What is it?
Created using a unique recycling technology that turns materials that previously were very hard to recycle into a strong cellulose fibre-reinforced composite material.
B40 is a mixture of:
57% multi-layered plastic film waste
40% plastic-coated paper carton waste
Multi-layered film is used for flexible food packaging for chips, soups, candy, chips, sliced meat, and many other categories of food. The plastic film can consist of up to 12 layers of different types of plastics but most often the majority is polyolefin, e.g. polyethylene and polypropylene.
The advantage of multi-layered film is its enhanced mechanical properties and its ability to significantly increase the shelf life of the food product. However, it is difficult to recycle because the individual layers cannot be separated or sorted by common mechanical recycling technologies.
The other component used to create B40 is plastic-coated paper carton, which is a laminate of paper, aluminum foil, and several layers of plastic film. The material is used for the ubiquitous Tetra Pak beverage, milk, and food cartons.
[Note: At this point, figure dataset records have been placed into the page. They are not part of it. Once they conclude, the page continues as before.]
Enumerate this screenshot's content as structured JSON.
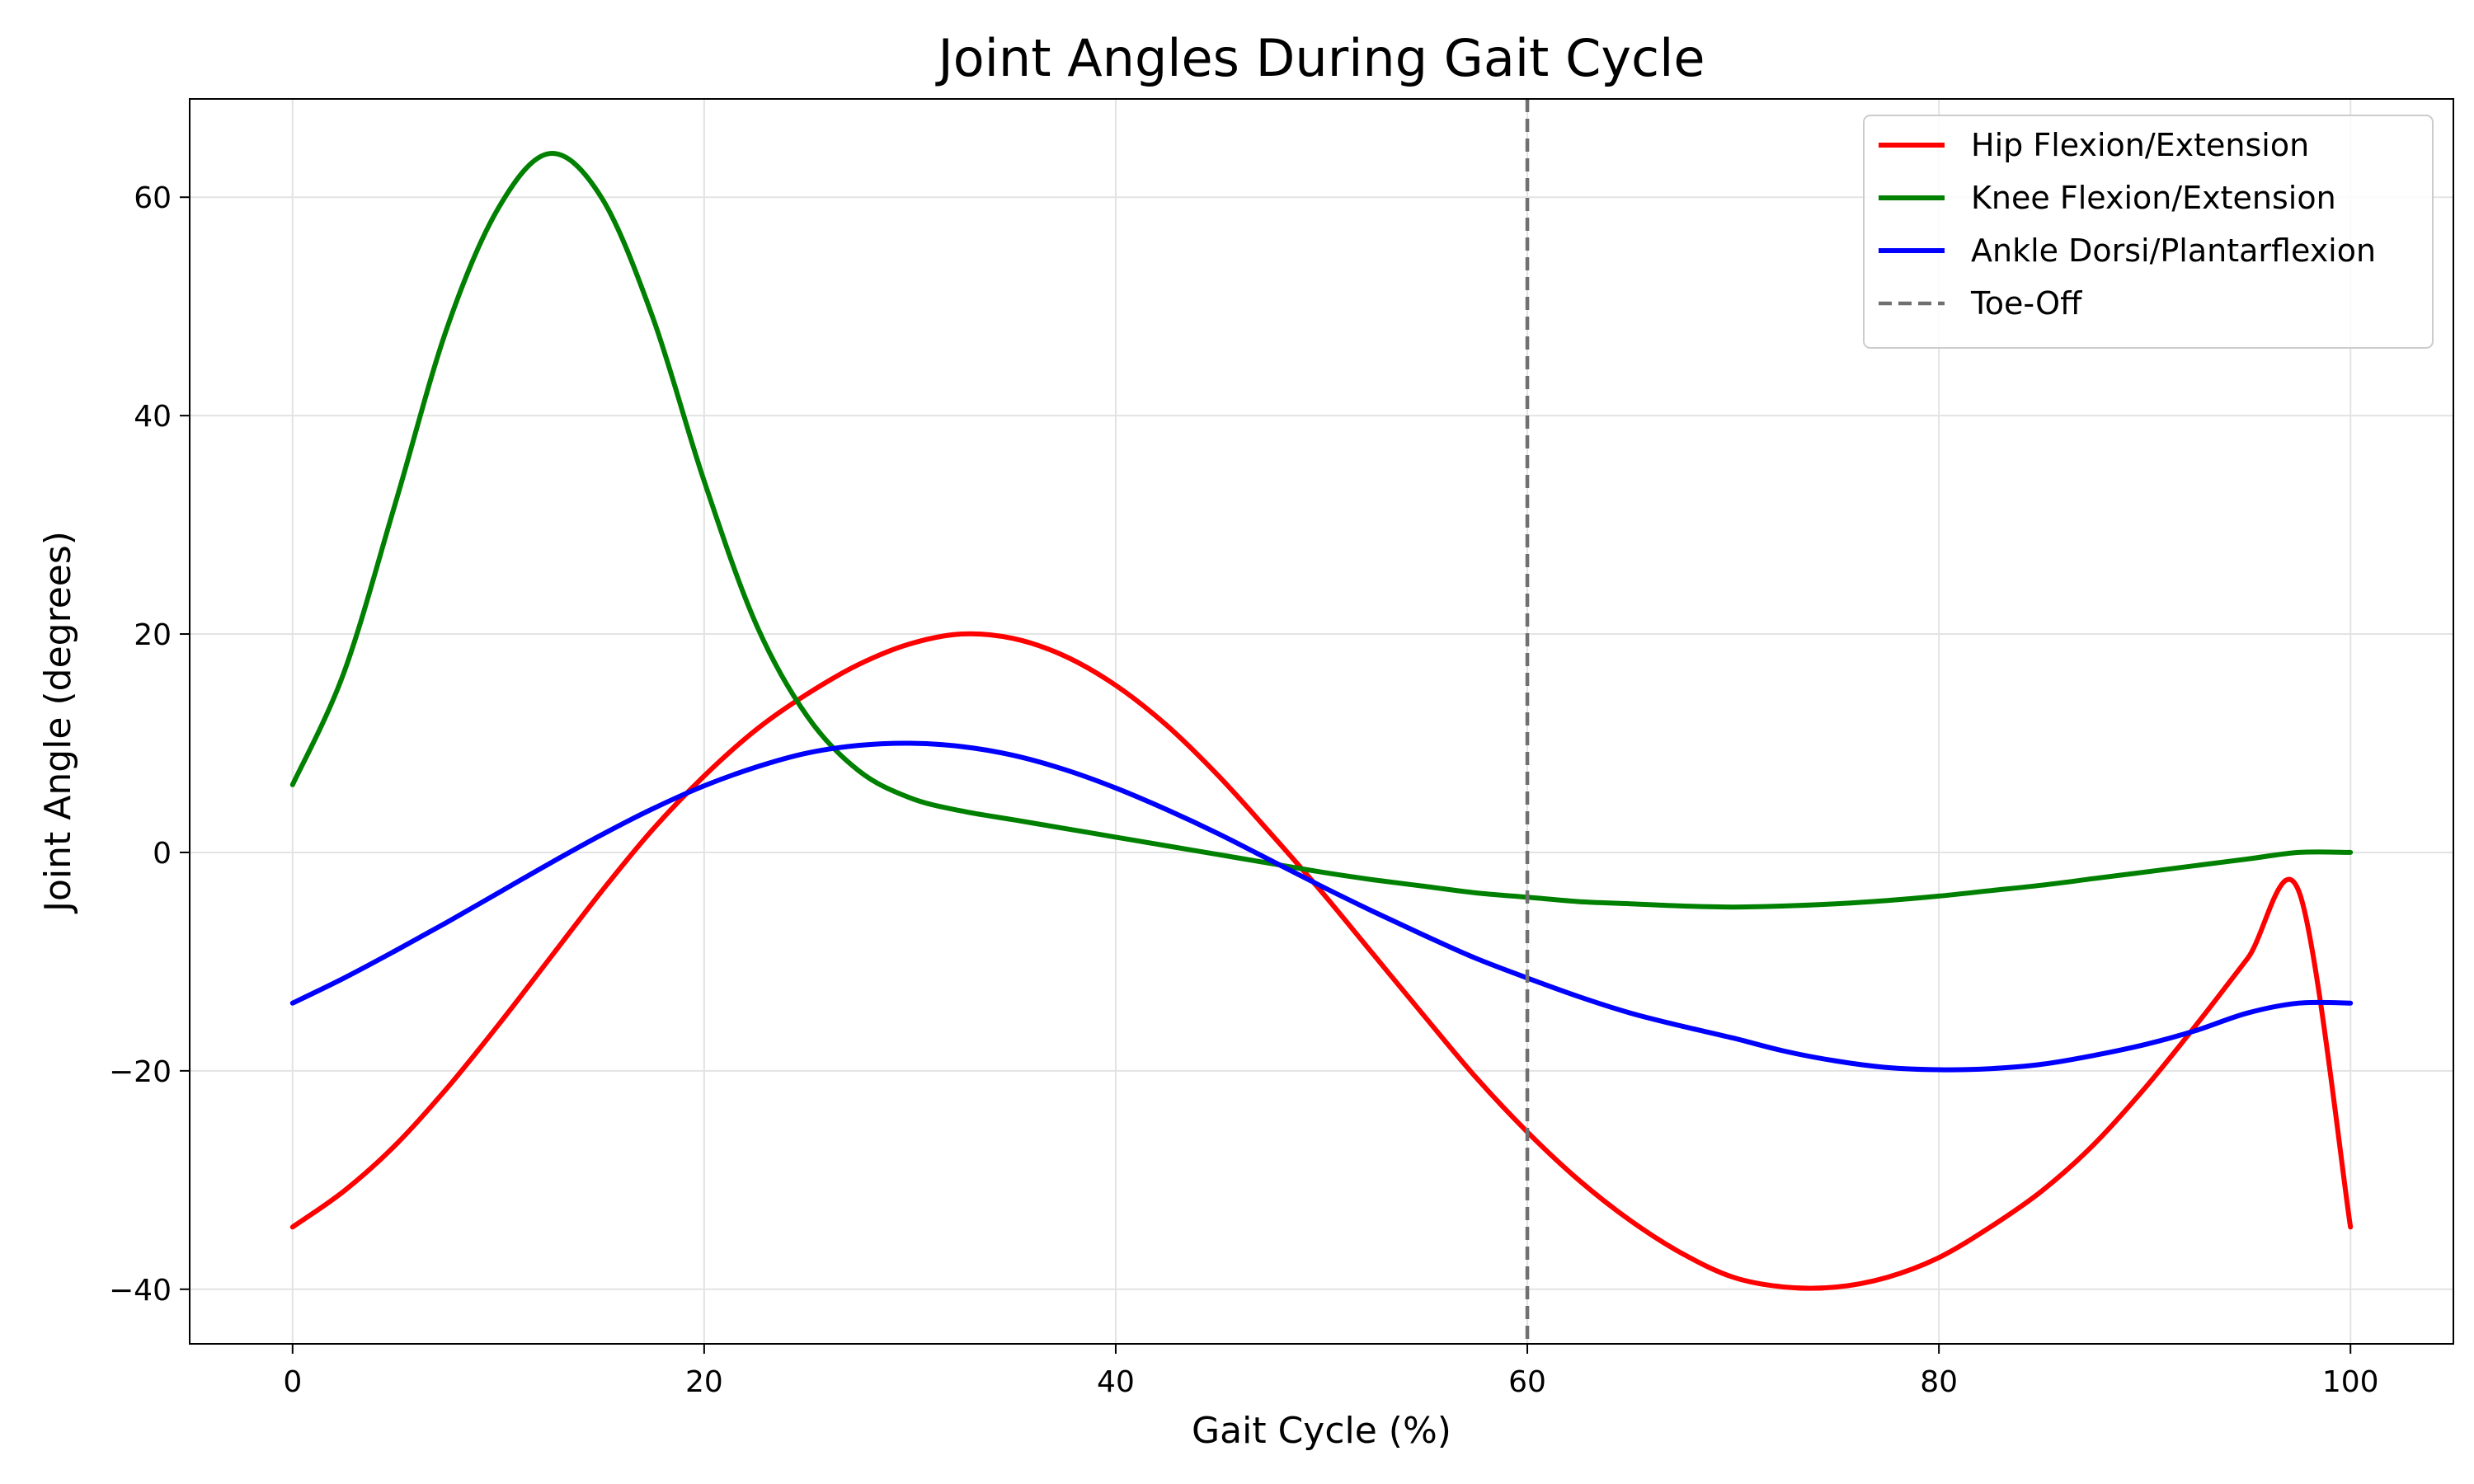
{
  "chart_data": {
    "type": "line",
    "title": "Joint Angles During Gait Cycle",
    "xlabel": "Gait Cycle (%)",
    "ylabel": "Joint Angle (degrees)",
    "xlim": [
      -5,
      105
    ],
    "ylim": [
      -45,
      69
    ],
    "xticks": [
      0,
      20,
      40,
      60,
      80,
      100
    ],
    "yticks": [
      -40,
      -20,
      0,
      20,
      40,
      60
    ],
    "ytick_labels": [
      "−40",
      "−20",
      "0",
      "20",
      "40",
      "60"
    ],
    "grid": true,
    "legend_position": "top-right",
    "x": [
      0,
      2.5,
      5,
      7.5,
      10,
      12.5,
      15,
      17.5,
      20,
      22.5,
      25,
      27.5,
      30,
      32.5,
      35,
      37.5,
      40,
      42.5,
      45,
      47.5,
      50,
      52.5,
      55,
      57.5,
      60,
      62.5,
      65,
      67.5,
      70,
      72.5,
      75,
      77.5,
      80,
      82.5,
      85,
      87.5,
      90,
      92.5,
      95,
      97.5,
      100
    ],
    "series": [
      {
        "name": "Hip Flexion/Extension",
        "color": "#ff0000",
        "style": "solid",
        "values": [
          -34.3,
          -31.0,
          -26.8,
          -21.6,
          -15.8,
          -9.7,
          -3.6,
          2.1,
          7.0,
          11.2,
          14.5,
          17.2,
          19.1,
          20.0,
          19.6,
          18.0,
          15.3,
          11.6,
          7.0,
          1.8,
          -3.6,
          -9.3,
          -15.0,
          -20.6,
          -25.6,
          -30.0,
          -33.7,
          -36.7,
          -38.9,
          -39.8,
          -39.8,
          -38.9,
          -37.1,
          -34.3,
          -31.0,
          -26.8,
          -21.6,
          -15.8,
          -9.7,
          -3.6,
          -34.3
        ],
        "values_note_removed": true
      },
      {
        "name": "Knee Flexion/Extension",
        "color": "#008000",
        "style": "solid",
        "values": [
          6.2,
          16.5,
          32.0,
          48.0,
          59.0,
          64.0,
          60.0,
          49.0,
          34.0,
          21.0,
          12.5,
          7.5,
          5.0,
          3.8,
          3.0,
          2.2,
          1.4,
          0.6,
          -0.2,
          -1.0,
          -1.8,
          -2.5,
          -3.1,
          -3.7,
          -4.1,
          -4.5,
          -4.7,
          -4.9,
          -5.0,
          -4.9,
          -4.7,
          -4.4,
          -4.0,
          -3.5,
          -3.0,
          -2.4,
          -1.8,
          -1.2,
          -0.6,
          0.0,
          0.0
        ]
      },
      {
        "name": "Ankle Dorsi/Plantarflexion",
        "color": "#0000ff",
        "style": "solid",
        "values": [
          -13.8,
          -11.5,
          -9.0,
          -6.4,
          -3.7,
          -1.0,
          1.6,
          4.0,
          6.1,
          7.8,
          9.1,
          9.8,
          10.0,
          9.7,
          8.9,
          7.6,
          5.9,
          3.9,
          1.7,
          -0.7,
          -3.1,
          -5.4,
          -7.6,
          -9.7,
          -11.5,
          -13.2,
          -14.7,
          -15.9,
          -17.0,
          -18.2,
          -19.1,
          -19.7,
          -19.9,
          -19.8,
          -19.4,
          -18.6,
          -17.6,
          -16.3,
          -14.7,
          -13.8,
          -13.8
        ]
      }
    ],
    "annotations": [
      {
        "type": "vline",
        "x": 60,
        "name": "Toe-Off",
        "color": "#707070",
        "style": "dashed"
      }
    ]
  }
}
Plastic-coated paper carton is also difficult to recycle because the individual layers cannot be separated.
The moulded sample in the PositivePlastics material sample kit is made from post-industrial recycled materials, but it is also possible to use post-consumer recycled materials, if the materials are cleaned thoroughly before processing.
B40 is manufactured by processing coated paper cartons using a new patented recycling technology that breaks the aluminum down into very small pieces and separates and distributes the cellulose fibres within the paper, so there are no residual paper fragments left. The resulting material is mixed with molten multi-layered plastic film and additives. The cellulose fibres significantly increase the tensile strength and rigidity of the material.
Flexural Modulus (MPa): 2000
Tensile Strength (MPa): 43
Strain at break (%): 7.5
Izod Notched Impact Strength, +23°C (kJ/m2): 5.0
Density (kg/m³): 1.06
Melt Mass-Flow Rate (230°C,5kg g/10min): 4.1
The mechanical properties of this material are on the same level as most unfilled virgin engineering plastics, such as ABS or PBT, and can in certain applications be considered a replacement for them.
Look and feel
The material has a nice matte surface, and you can see the evenly distributed metallic flakes from the shredded plastic-coated paper carton within the plastic. The natural colour is dark grey and it can be coloured to produce other dark shades of blue, green, red, etc.
Because of the difficulty in recycling, a high percentage of both post-consumer plastic-coated paper cartons and multi-layered plastic film is incinerated or landfilled. This new process enables the recycling of these materials into a cellulose fibre-reinforced plastic composite that can replace virgin fossil-based plastics in many applications, while contributing to the reduction of CO2 emissions.
Cable ducts, shipping pallets, ballpoint pens, electrical appliances, and furniture.
Why we chose this material
We have never before seen post-consumer cartons and multi-layered plastic film recycled to such a high-quality material.
Why you should consider this material
You have a chance to promote a material that solves a tough recycling issue.
Your customers can easily recognize and relate to the source of the recycled material.
You need a polymer with increased stiffness.
You are seeking a material with a speckled, recycled look.
About the manufacturer
APFU (Advanced Paper Fibre Upcycling Technology) is developed by Furukawa Electric Company Limited based in Japan. Furukawa Electric Group is a conglomerate with more than 100 companies and more than 50.000 employees.
The APFU technology is patented, and the company is partnering with recyclers in local markets who can license the technology. The company can help you source the material if it is not available from a recycler in your area.